Колхозники заняли выгодные позиции по берегам и жаждали крови. Пастухи привязали к хвостам своих двадцатиметровых пастушьих кнутов ножи и принялись ловко стегать эскадру. Речка в этом месте была неширокой, и лезвия ножей со свистом чиркали в метре от лодок. Пара ножей соскочила с кнутов и вонзилась в брезентовые корпуса двух ближайших байдарок. Их надо было срочно чинить, иначе кончина, сходная с варяговской.
- Н-да, похоже, закончить встречи с ветеранами партизанского движения одним только пением "Землянки" и возложением цветов не удастся, - сказал Рудик. - Но не завершать же праздник традиционным взрывом моста. Раздевшись до трусов, он нырнул с судна и поплыл к берегу уговаривать разъяренную толпу. Ему с трудом удалось откупиться пачкой промокших трояков.
Путь был свободен.
Фельдмана не стали топить только потому, что узнали о его чрезвычайном поносе.
- И смени походку, - попросил его Нинкин. - В который раз тебе говорят.
- Почему? - не понял Фельдман.
- Трусы жуешь, - пояснил Пунтус.
...Культпоход по местам партизанской славы пошел явно на спад. Посему следующей ночью было решено не высаживаться на берег, а лечь в дрейф. Чтобы не тратить жизнь на бестолковое времяпрепровождение и успеть обернуться за выходные. Этот маневр привнес в антологию похода новую тему.
Лодки всю ночь несло течением, а гребцы мирно посапывали. В глухой темноте флотилию прибило к острову - белому-белому и без всякой растительности. Более того, остров как бы наполовину обступил лодки по всему периметру, как бы принял их в себя. Его ровная дымчатая поверхность напоминала плато и мерно покачивалась в такт волнам. Ночная мгла делала перспективу зыбкой и манящей.
- Куда это нас занесло? - спросил Рудик. - Полотняные заводы, что ли?
- Полотняные - те на Оке, - уточнил Реша.
- Не нравится мне все это, - зевнул Нинкин.
- Насколько я знаю эту местность, здесь не должно быть никаких островов, - согласился с ним Пунктус, рассматривая клубящиеся просторы из-под руки.
- Может, это какое-нибудь болото? - допустил Рудик.
- Не похоже.
- А кажется, что колышется.
- Выйди, проверь, - попросил Рудик сонного Усова.
- Сиди! - приказала Усову Татьяна.
- Да пусть прозондирует. Он легче всех других по весу.
- Усов и без того больной, - объяснила Татьяна свою категоричность. - Я сама все проверю.
Татьяна прямо через борт ступила на берег и с концами ушла под воду.

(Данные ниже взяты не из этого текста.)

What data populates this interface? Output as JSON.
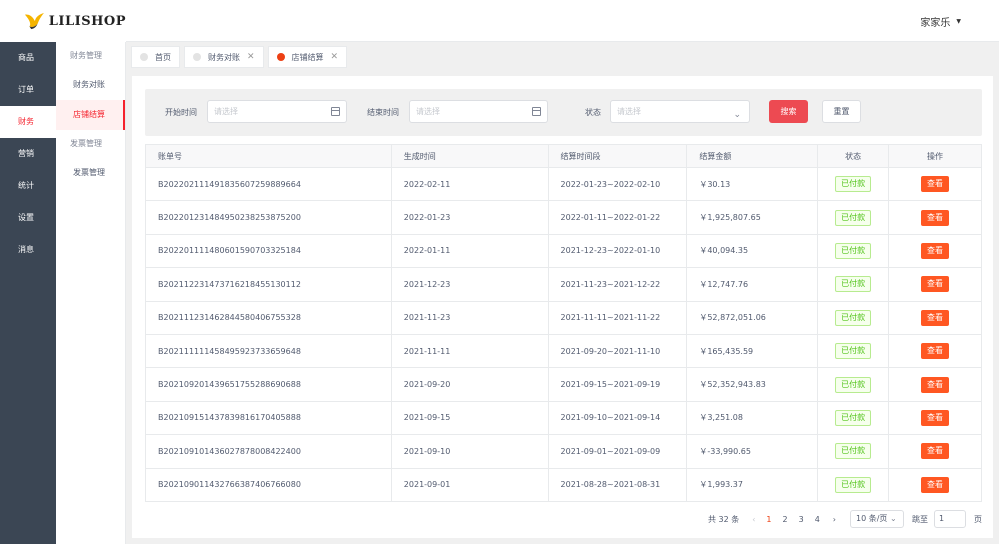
{
  "brand": {
    "name": "LILISHOP",
    "accent": "#ed4014"
  },
  "user": {
    "name": "家家乐"
  },
  "nav_primary": [
    "商品",
    "订单",
    "财务",
    "营销",
    "统计",
    "设置",
    "消息"
  ],
  "nav_secondary": {
    "groups": [
      {
        "title": "财务管理",
        "items": [
          "财务对账",
          "店铺结算"
        ]
      },
      {
        "title": "发票管理",
        "items": [
          "发票管理"
        ]
      }
    ]
  },
  "tabs": [
    "首页",
    "财务对账",
    "店铺结算"
  ],
  "filter": {
    "start_label": "开始时间",
    "start_placeholder": "请选择",
    "end_label": "结束时间",
    "end_placeholder": "请选择",
    "status_label": "状态",
    "status_placeholder": "请选择",
    "search_label": "搜索",
    "reset_label": "重置"
  },
  "table": {
    "headers": [
      "账单号",
      "生成时间",
      "结算时间段",
      "结算金额",
      "状态",
      "操作"
    ],
    "rows": [
      [
        "B202202111491835607259889664",
        "2022-02-11",
        "2022-01-23~2022-02-10",
        "￥30.13",
        "已付款",
        "查看"
      ],
      [
        "B202201231484950238253875200",
        "2022-01-23",
        "2022-01-11~2022-01-22",
        "￥1,925,807.65",
        "已付款",
        "查看"
      ],
      [
        "B202201111480601590703325184",
        "2022-01-11",
        "2021-12-23~2022-01-10",
        "￥40,094.35",
        "已付款",
        "查看"
      ],
      [
        "B202112231473716218455130112",
        "2021-12-23",
        "2021-11-23~2021-12-22",
        "￥12,747.76",
        "已付款",
        "查看"
      ],
      [
        "B202111231462844580406755328",
        "2021-11-23",
        "2021-11-11~2021-11-22",
        "￥52,872,051.06",
        "已付款",
        "查看"
      ],
      [
        "B202111111458495923733659648",
        "2021-11-11",
        "2021-09-20~2021-11-10",
        "￥165,435.59",
        "已付款",
        "查看"
      ],
      [
        "B202109201439651755288690688",
        "2021-09-20",
        "2021-09-15~2021-09-19",
        "￥52,352,943.83",
        "已付款",
        "查看"
      ],
      [
        "B202109151437839816170405888",
        "2021-09-15",
        "2021-09-10~2021-09-14",
        "￥3,251.08",
        "已付款",
        "查看"
      ],
      [
        "B202109101436027878008422400",
        "2021-09-10",
        "2021-09-01~2021-09-09",
        "￥-33,990.65",
        "已付款",
        "查看"
      ],
      [
        "B202109011432766387406766080",
        "2021-09-01",
        "2021-08-28~2021-08-31",
        "￥1,993.37",
        "已付款",
        "查看"
      ]
    ]
  },
  "pagination": {
    "total": "共 32 条",
    "pages": [
      "1",
      "2",
      "3",
      "4"
    ],
    "page_size": "10 条/页",
    "jump_label": "跳至",
    "jump_value": "1",
    "page_suffix": "页"
  }
}
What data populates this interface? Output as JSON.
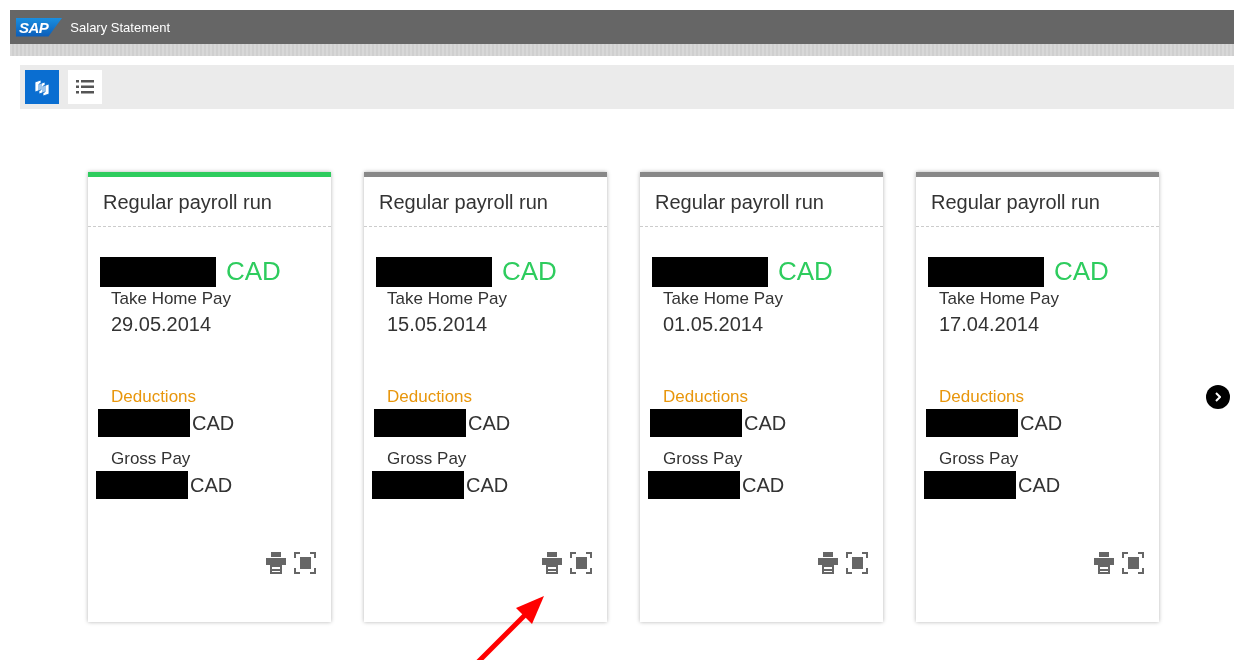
{
  "window": {
    "logo": "SAP",
    "title": "Salary Statement"
  },
  "view_toggle": [
    {
      "kind": "tiles",
      "selected": true
    },
    {
      "kind": "list",
      "selected": false
    }
  ],
  "statements": [
    {
      "title": "Regular payroll run",
      "selected": true,
      "net_currency": "CAD",
      "net_label": "Take Home Pay",
      "date": "29.05.2014",
      "deductions_label": "Deductions",
      "deductions_currency": "CAD",
      "gross_label": "Gross Pay",
      "gross_currency": "CAD"
    },
    {
      "title": "Regular payroll run",
      "selected": false,
      "net_currency": "CAD",
      "net_label": "Take Home Pay",
      "date": "15.05.2014",
      "deductions_label": "Deductions",
      "deductions_currency": "CAD",
      "gross_label": "Gross Pay",
      "gross_currency": "CAD"
    },
    {
      "title": "Regular payroll run",
      "selected": false,
      "net_currency": "CAD",
      "net_label": "Take Home Pay",
      "date": "01.05.2014",
      "deductions_label": "Deductions",
      "deductions_currency": "CAD",
      "gross_label": "Gross Pay",
      "gross_currency": "CAD"
    },
    {
      "title": "Regular payroll run",
      "selected": false,
      "net_currency": "CAD",
      "net_label": "Take Home Pay",
      "date": "17.04.2014",
      "deductions_label": "Deductions",
      "deductions_currency": "CAD",
      "gross_label": "Gross Pay",
      "gross_currency": "CAD"
    }
  ]
}
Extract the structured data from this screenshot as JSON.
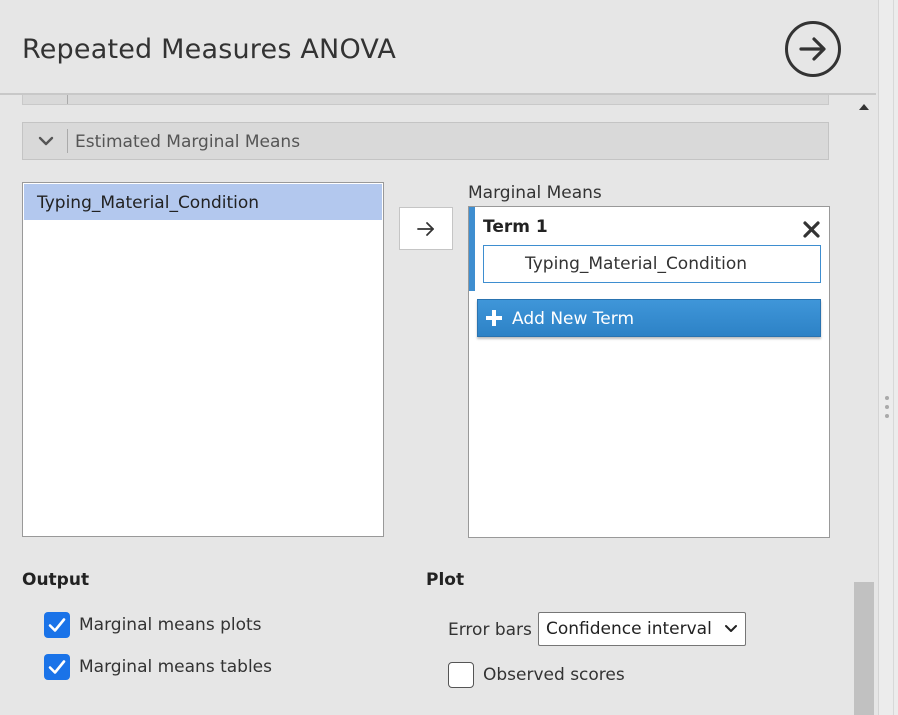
{
  "header": {
    "title": "Repeated Measures ANOVA",
    "go_icon": "arrow-right-circle-icon"
  },
  "section": {
    "label": "Estimated Marginal Means",
    "expanded": true
  },
  "variables": [
    "Typing_Material_Condition"
  ],
  "marginal_means": {
    "label": "Marginal Means",
    "terms": [
      {
        "title": "Term 1",
        "value": "Typing_Material_Condition"
      }
    ],
    "add_term_label": "Add New Term"
  },
  "output": {
    "heading": "Output",
    "options": [
      {
        "label": "Marginal means plots",
        "checked": true
      },
      {
        "label": "Marginal means tables",
        "checked": true
      }
    ]
  },
  "plot": {
    "heading": "Plot",
    "error_bars_label": "Error bars",
    "error_bars_value": "Confidence interval",
    "observed_scores_label": "Observed scores",
    "observed_scores_checked": false
  },
  "colors": {
    "accent": "#3e8ed0",
    "checkbox": "#1a73e8",
    "selection": "#b3c8ee"
  }
}
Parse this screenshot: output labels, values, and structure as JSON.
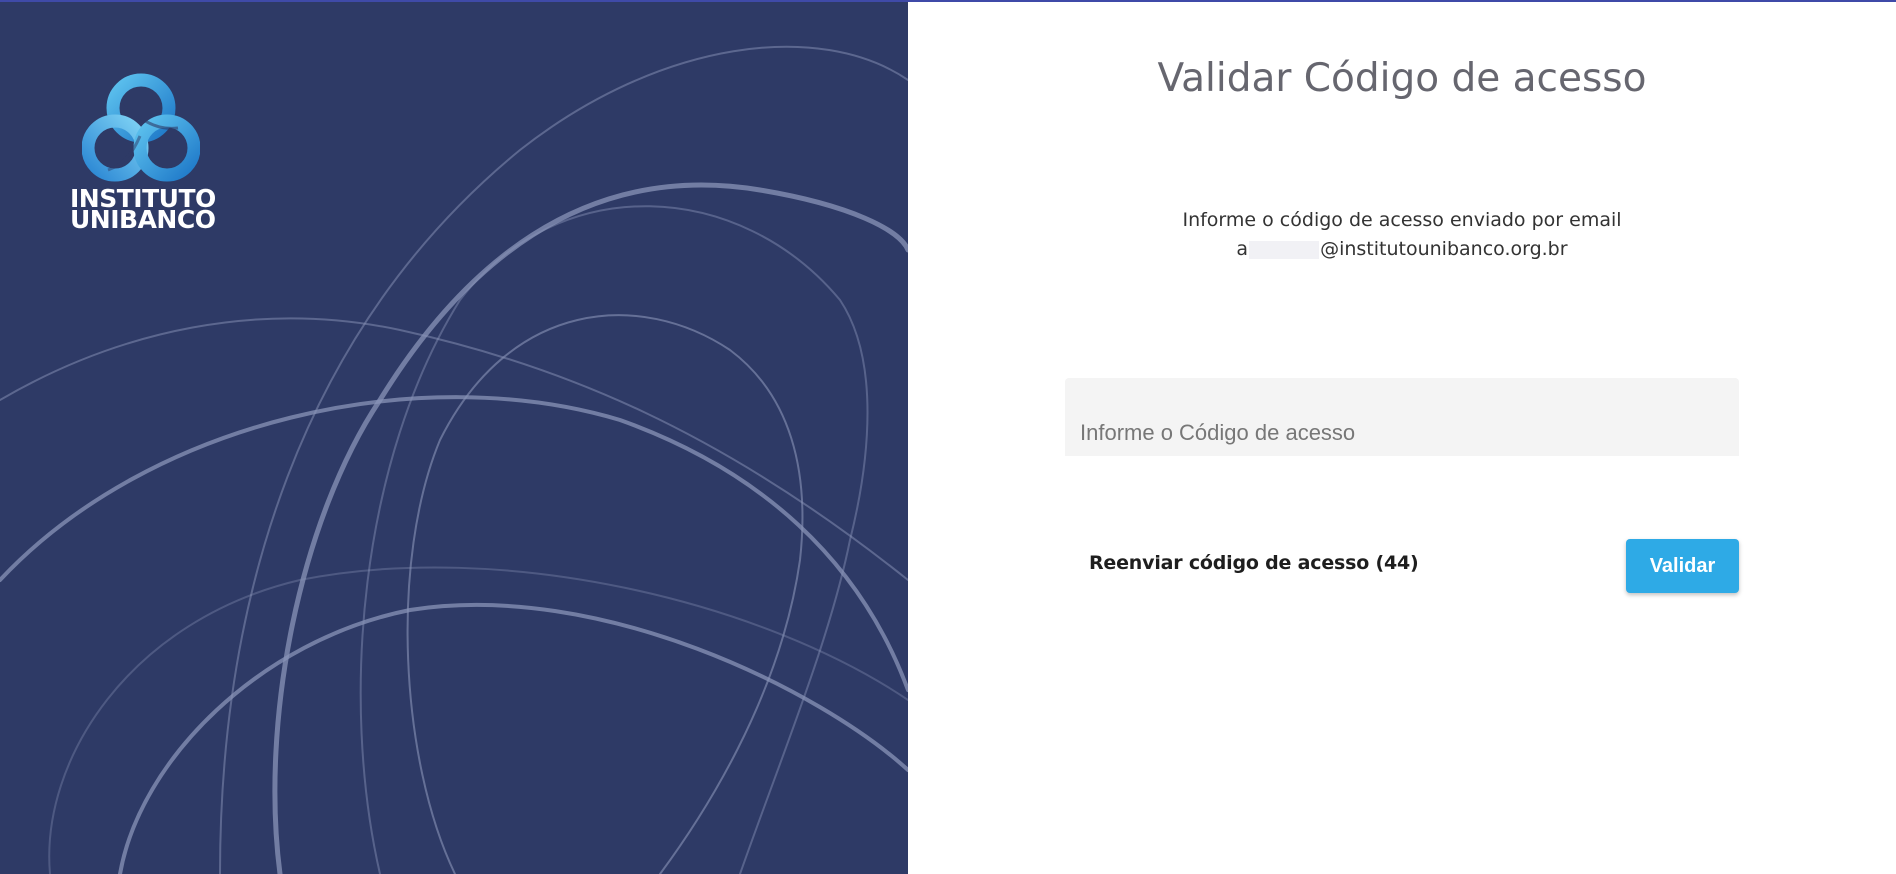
{
  "brand": {
    "logo_line1": "INSTITUTO",
    "logo_line2": "UNIBANCO",
    "logo_icon": "trefoil-knot-logo",
    "panel_color": "#2e3a66",
    "accent_color": "#2eaae6"
  },
  "main": {
    "title": "Validar Código de acesso",
    "info_line1": "Informe o código de acesso enviado por email",
    "email_prefix": "a",
    "email_domain": "@institutounibanco.org.br"
  },
  "form": {
    "code_placeholder": "Informe o Código de acesso",
    "code_value": "",
    "resend_label": "Reenviar código de acesso (44)",
    "validate_label": "Validar"
  }
}
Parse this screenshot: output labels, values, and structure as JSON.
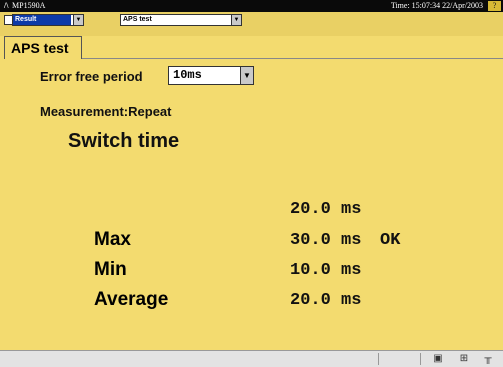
{
  "titlebar": {
    "logo": "/\\",
    "app_name": "MP1590A",
    "time_label": "Time: 15:07:34 22/Apr/2003",
    "help_label": "?"
  },
  "toolbar": {
    "result_select": "Result",
    "aps_select": "APS test"
  },
  "tab": {
    "label": "APS test"
  },
  "error_free_period": {
    "label": "Error free period",
    "value": "10ms"
  },
  "measurement_mode": "Measurement:Repeat",
  "switch_time": {
    "title": "Switch time",
    "current": "20.0 ms",
    "rows": [
      {
        "label": "Max",
        "value": "30.0 ms",
        "status": "OK"
      },
      {
        "label": "Min",
        "value": "10.0 ms",
        "status": ""
      },
      {
        "label": "Average",
        "value": "20.0 ms",
        "status": ""
      }
    ]
  },
  "statusbar_icons": [
    "printer-icon",
    "window-icon",
    "settings-icon"
  ]
}
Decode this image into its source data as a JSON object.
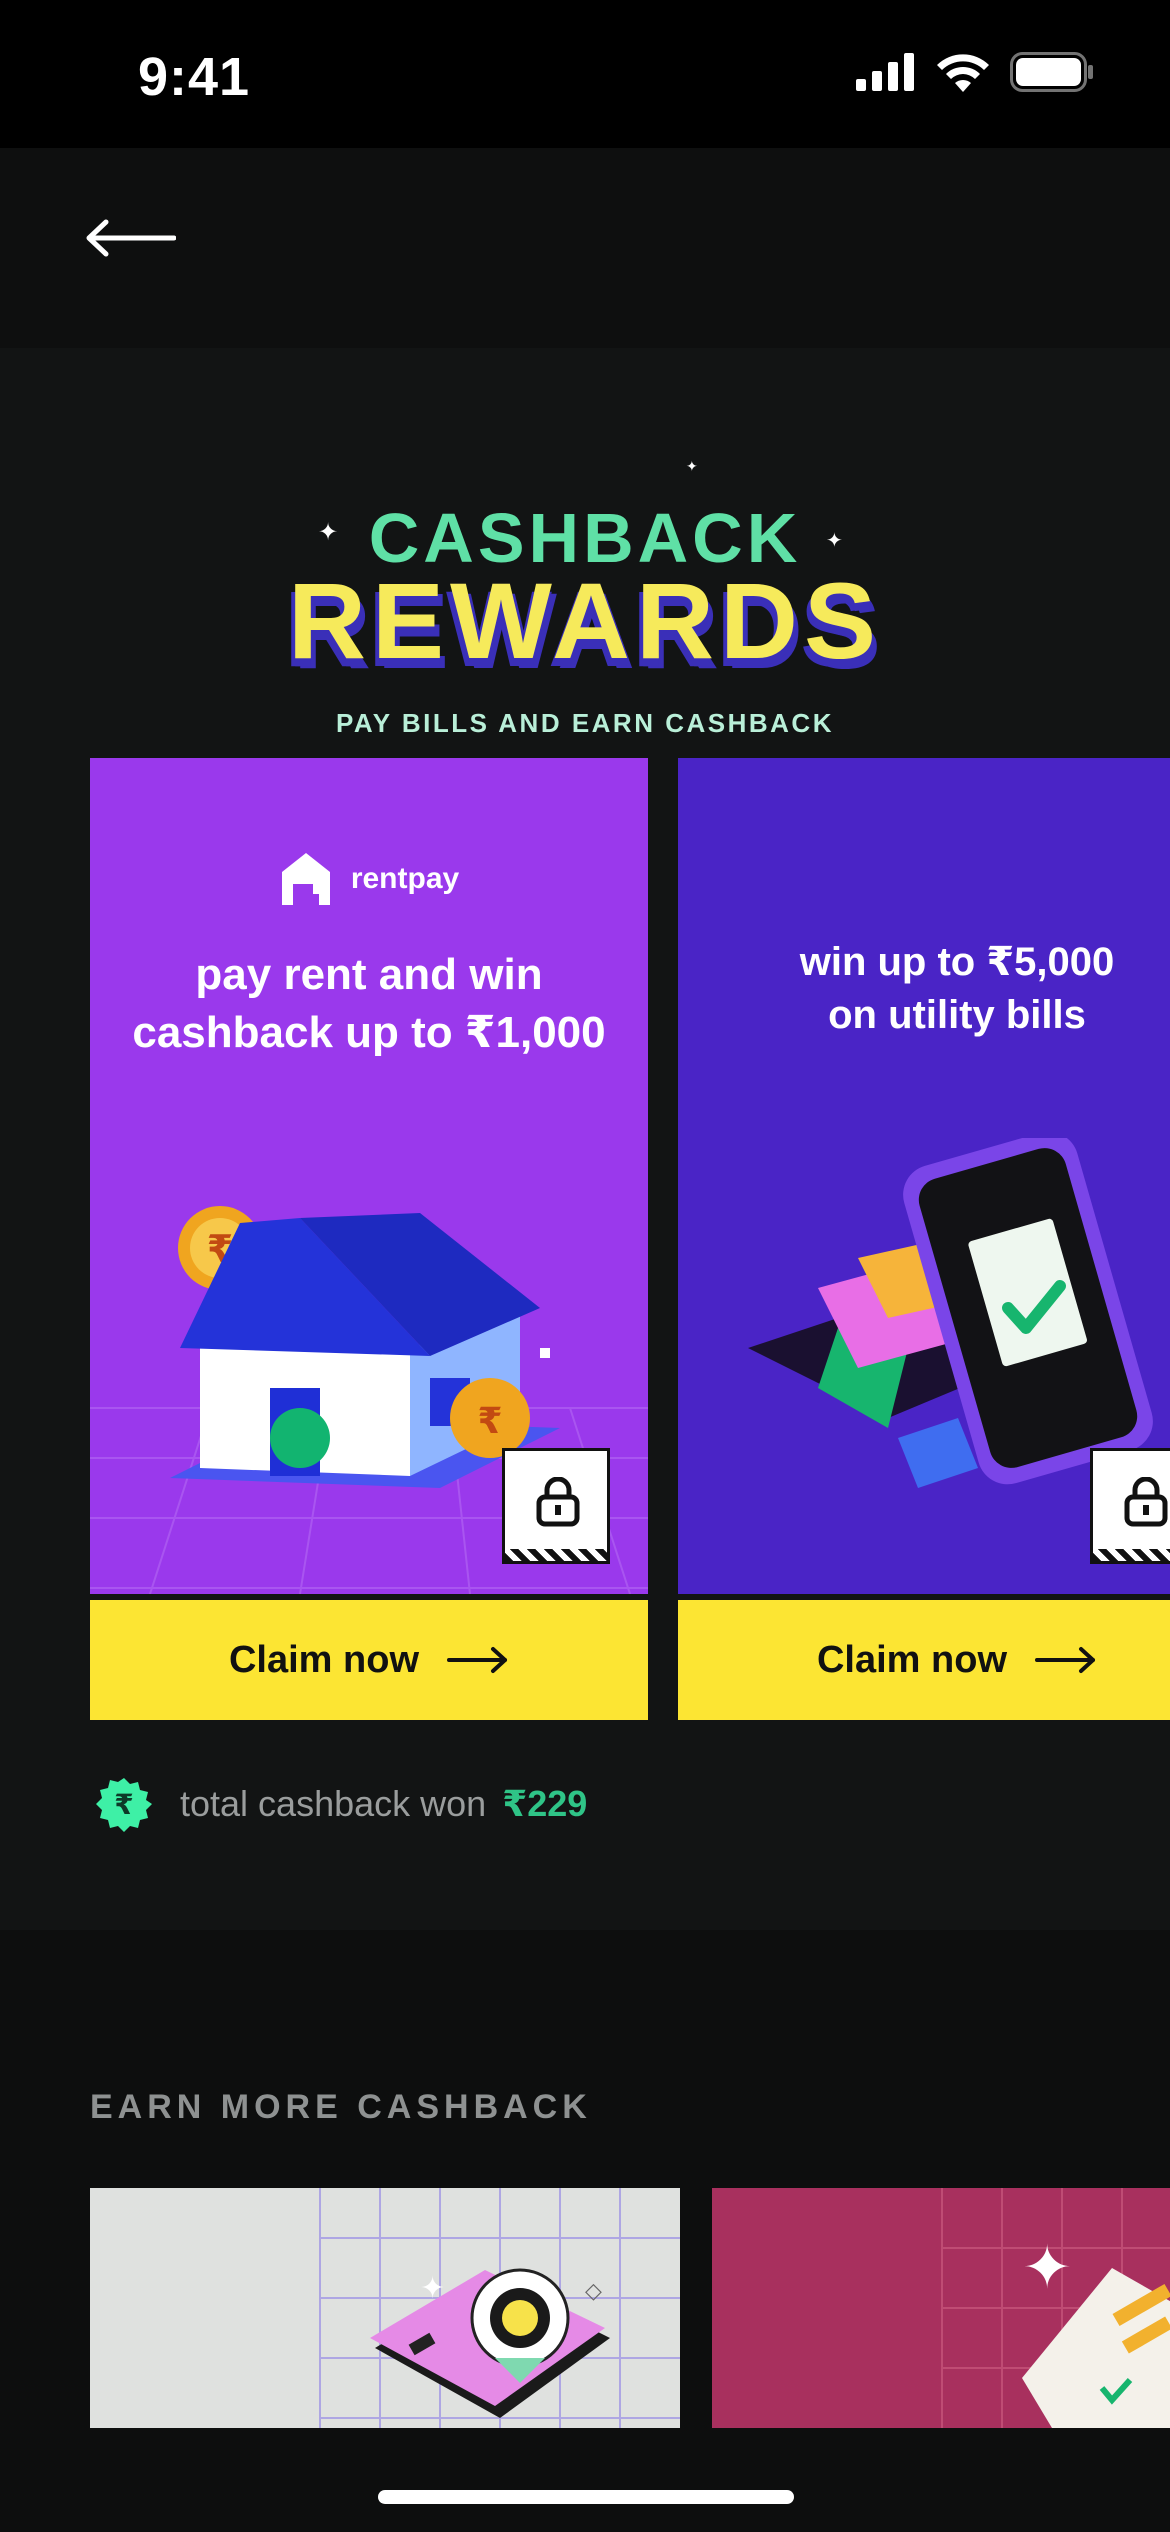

Водная стихия полностью приняла ее в свои объятия в третий раз за поездку. Выяснилось, что открытый экспедицией объект никакого отношения к географии не имеет. Бескрайнее стадо гусей, прикорнувшее на воде, походило на огромную грязную льдину. Плотно прижавшись друг к другу и упрятав головы под крылья, птицы спали прямо на плаву посреди реки.
Своим падением Татьяна проломила в живом сооружении порядочную дыру. Раздался дикий гогот проснувшихся гусаков. Поднялась сутолока, как на птичьем базаре. Мгновенно вскинутые головы птиц напоминали ощетинившуюся гидру. Встревоженные гуси всколыхнули гладь и все разом попытались взлететь. Мешая друг другу это сделать, они вновь падали в воду и на лодки.
Татьяна подмяла под себя двух растерявшихся трехлеток и повисла на них, как на спасательных кругах. Ора от этого сделалось еще больше. Протестующие против такого применения семенные гусаки быстренько настучали Татьяне по балде твердыми красными клювами. Татьяна мужественно стерпела этот дробный барабанный бой. Такова была плата за жизнь. Река в этом месте была действительно бездонной.